According to a recent, controversial biography by Jung Chang and Jon Halliday, titled Mao: The Unknown Story, Mao set out single-mindedly to grasp supreme power in the Communist Party’s Jinggang Mountain stronghold. 

Skillfully playing his more senior CCP comrades off against one other, he was able to scheme, conspire, betray and blackmail his way to ultimate power. Although this is probably something of an overstatement, there can be little doubt about Mao’s single-minded determination or his ruthlessness.

Nor can there be any doubt of his independence of mind. Ensconced in his Jinggang Mountain hideaway with a force of perhaps 10,000 worker-peasant soldiers and a land area encompassing about 200 square miles, including maybe half a dozen villages, Mao was now free to do his thing.

Image of a Chinese warlord
At first, the Red Army was struggling against the remaining warlords in the area and were forced to abandon their base. (Image: 曼利,威爾遜 愛德華/Public domain)

The Uphill Battle for the Red Army

The Red Army’s existence was precarious, and its survival was hardly assured. A series of armed engagements with local bandits and remnant warlord forces made life very difficult for Mao and his colleagues. By the middle of 1928, things were looking quite bleak, as Mao’s forces were attacked by pursuing units of the Guomindang.

By the end of the year, the Red Army had been forced to abandon its Jinggang Mountain base, moving steadily eastward toward the border between Jiangxi and Fujian. There they made their headquarters in the town of Ruijin where, a short time later, they declared the birth of a new revolutionary government, the Jiangxi Soviet Republic.

The Fish in Water Theory

Recognizing that to wage a successful people’s war it was necessary to gain the support of the civilian population in the Red Army’s base area, Mao and Zhu De formulated an approach to civil-military relations known as the “fish in water” theory.

In this formulation, Red Army guerrilla fighters were the fish; while the peasant population in the base area was the water. Only by carefully cultivating the hearts and minds of the peasants through benevolent treatment, patient persuasion, and leadership by example, could the Red Army fish swim safely in the village water.

Learn more about the influence of Soviet communism in China.

Mao’s Land Reform

Communist monument in China
Sun Yat-Sen had a revolutionary slogan of “land to the tiller”. Ironically, it was the Communists who made that slogan into a reality. (Image: jorisvo/Shutterstock)

In a further effort to build a mass base of peasant support for the Communist cause, Mao introduced a program under which Red Army soldiers, when not engaged in combat, would perform various civilian functions such as farmers, teachers, militia organizers, and local administrators. 

More importantly, in the early 1930s, Mao launched on an experimental basis what was later to become his signature social program: land reform. Under this program, all farmland and associated property belonging to wealthy landlords and members of the rural gentry were to be confiscated and redistributed to the poor and landless peasants. For the first time, Sun Yat-Sen’s revolutionary slogan of “land to the tiller” was being translated into a concrete program of social action in rural China, ironically by the Communists.

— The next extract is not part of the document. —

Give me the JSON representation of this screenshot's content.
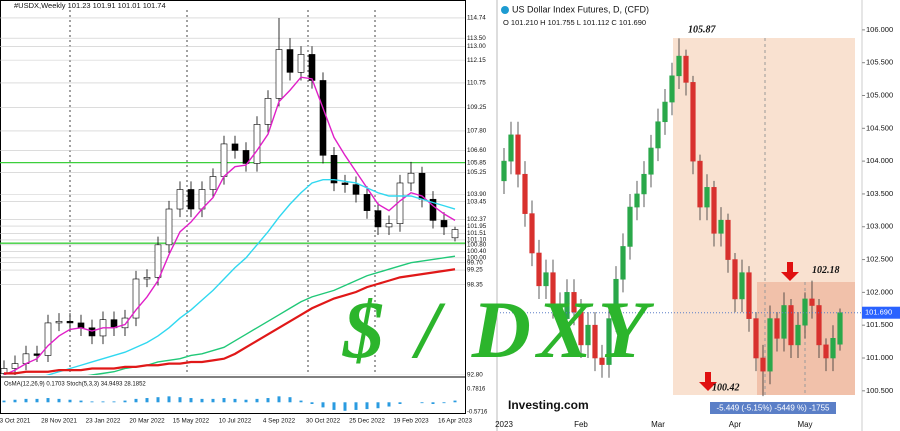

Common Questions about the Red Army and the Growing Influence of Mao

Q: How did Mao Zedong view revolution?

Mao Zedong believed that “a revolution is an insurrection, an act of violence by which one class overthrows another”.

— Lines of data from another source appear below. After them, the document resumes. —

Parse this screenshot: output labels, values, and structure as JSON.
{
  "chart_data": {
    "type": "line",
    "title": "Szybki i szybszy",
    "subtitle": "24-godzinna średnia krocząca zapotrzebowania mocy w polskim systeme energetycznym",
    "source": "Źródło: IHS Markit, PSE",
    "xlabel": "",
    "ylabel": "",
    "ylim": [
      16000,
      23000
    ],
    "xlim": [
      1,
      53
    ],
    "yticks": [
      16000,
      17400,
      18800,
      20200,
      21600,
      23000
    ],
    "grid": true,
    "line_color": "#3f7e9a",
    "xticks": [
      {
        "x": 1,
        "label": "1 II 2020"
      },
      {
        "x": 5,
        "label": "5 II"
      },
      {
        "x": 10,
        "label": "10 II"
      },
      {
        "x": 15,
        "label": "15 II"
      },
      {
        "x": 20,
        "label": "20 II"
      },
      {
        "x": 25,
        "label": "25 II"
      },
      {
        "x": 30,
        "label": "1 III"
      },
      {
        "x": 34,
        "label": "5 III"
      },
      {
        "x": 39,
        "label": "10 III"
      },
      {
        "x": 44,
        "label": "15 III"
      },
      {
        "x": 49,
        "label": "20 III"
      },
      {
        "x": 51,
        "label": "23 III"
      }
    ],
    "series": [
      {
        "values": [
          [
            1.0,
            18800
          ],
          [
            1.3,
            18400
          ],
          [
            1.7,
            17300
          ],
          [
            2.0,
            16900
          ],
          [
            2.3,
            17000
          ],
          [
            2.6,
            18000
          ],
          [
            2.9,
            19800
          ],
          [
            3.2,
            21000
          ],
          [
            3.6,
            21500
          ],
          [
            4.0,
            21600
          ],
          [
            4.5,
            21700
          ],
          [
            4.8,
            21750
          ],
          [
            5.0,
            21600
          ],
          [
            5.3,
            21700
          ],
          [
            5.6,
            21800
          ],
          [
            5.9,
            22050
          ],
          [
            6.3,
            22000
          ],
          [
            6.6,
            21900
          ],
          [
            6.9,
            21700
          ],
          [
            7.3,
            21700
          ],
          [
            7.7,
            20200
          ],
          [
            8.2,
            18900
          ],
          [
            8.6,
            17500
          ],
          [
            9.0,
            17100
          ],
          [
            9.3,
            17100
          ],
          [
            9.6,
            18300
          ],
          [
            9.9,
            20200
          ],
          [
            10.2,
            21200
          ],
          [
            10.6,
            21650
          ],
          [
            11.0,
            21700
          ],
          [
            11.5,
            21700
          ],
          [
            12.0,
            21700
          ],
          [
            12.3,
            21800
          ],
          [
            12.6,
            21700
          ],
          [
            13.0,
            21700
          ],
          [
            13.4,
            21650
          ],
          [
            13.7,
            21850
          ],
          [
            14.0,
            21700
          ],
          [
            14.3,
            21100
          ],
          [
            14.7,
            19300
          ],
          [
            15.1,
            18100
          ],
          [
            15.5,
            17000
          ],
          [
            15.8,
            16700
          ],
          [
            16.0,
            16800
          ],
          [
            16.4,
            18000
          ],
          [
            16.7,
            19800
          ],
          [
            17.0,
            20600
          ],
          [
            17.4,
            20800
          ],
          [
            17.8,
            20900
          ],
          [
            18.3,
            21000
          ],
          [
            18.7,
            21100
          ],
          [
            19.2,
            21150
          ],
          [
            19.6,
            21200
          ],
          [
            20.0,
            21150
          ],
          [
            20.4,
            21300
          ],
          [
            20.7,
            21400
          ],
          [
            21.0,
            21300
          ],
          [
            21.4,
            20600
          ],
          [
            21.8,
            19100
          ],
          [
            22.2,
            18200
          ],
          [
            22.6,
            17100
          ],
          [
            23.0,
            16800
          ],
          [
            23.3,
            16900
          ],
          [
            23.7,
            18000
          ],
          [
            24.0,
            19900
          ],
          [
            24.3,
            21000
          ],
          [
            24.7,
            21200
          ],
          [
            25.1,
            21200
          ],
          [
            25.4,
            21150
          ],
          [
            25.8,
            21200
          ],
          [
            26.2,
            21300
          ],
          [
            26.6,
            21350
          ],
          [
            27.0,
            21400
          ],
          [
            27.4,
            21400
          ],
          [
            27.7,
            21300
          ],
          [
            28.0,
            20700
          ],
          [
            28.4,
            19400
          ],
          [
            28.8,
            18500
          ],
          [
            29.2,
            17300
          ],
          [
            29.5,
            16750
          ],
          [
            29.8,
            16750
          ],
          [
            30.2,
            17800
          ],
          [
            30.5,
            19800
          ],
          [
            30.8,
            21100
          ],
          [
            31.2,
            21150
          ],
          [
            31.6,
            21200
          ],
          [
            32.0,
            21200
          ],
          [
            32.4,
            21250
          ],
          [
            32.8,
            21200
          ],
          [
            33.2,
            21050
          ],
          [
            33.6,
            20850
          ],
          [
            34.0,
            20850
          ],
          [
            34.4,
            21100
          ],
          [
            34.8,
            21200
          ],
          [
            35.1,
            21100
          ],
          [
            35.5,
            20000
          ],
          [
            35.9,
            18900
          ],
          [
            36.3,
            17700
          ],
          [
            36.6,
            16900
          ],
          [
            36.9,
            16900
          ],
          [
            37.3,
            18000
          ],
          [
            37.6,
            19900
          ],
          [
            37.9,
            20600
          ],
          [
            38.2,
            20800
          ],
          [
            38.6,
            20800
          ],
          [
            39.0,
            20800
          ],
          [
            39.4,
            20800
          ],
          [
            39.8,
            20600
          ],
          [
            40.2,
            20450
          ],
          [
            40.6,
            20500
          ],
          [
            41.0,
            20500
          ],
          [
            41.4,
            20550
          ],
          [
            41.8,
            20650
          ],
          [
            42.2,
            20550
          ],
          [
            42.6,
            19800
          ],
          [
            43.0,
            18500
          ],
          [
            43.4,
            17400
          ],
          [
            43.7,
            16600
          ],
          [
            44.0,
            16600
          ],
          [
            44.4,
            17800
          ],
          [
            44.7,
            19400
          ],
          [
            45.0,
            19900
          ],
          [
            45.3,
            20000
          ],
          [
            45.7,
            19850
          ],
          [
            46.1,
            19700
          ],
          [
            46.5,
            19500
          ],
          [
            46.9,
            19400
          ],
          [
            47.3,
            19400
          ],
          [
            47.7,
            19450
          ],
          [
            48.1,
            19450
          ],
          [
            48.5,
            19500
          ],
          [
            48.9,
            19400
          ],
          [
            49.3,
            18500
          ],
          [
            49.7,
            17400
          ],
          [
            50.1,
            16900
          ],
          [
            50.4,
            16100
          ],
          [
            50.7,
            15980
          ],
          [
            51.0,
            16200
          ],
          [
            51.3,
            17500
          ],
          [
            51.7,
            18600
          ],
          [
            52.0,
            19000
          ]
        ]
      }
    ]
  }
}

Q: What was the difference between Mao’s views on communism and those of Marx, Lenin, and Stalin?

Mao saw the potential in the peasants. Neither Marx, Lenin, nor Stalin, believed that peasants had the innate capacity to perceive their own objective class interests, let alone grasp the fundamental truth that it was the system of private land ownership itself that was the real enemy.

Q: What was the fish in the water theory?

The theory was developed by Mao and Zhe Du to gain the support of the civilian population in the Red Army’s base area. Only by carefully cultivating the hearts and minds of the peasants through benevolent treatment, patient persuasion, and leadership by example, could the Red Army fish swim safely in the village water.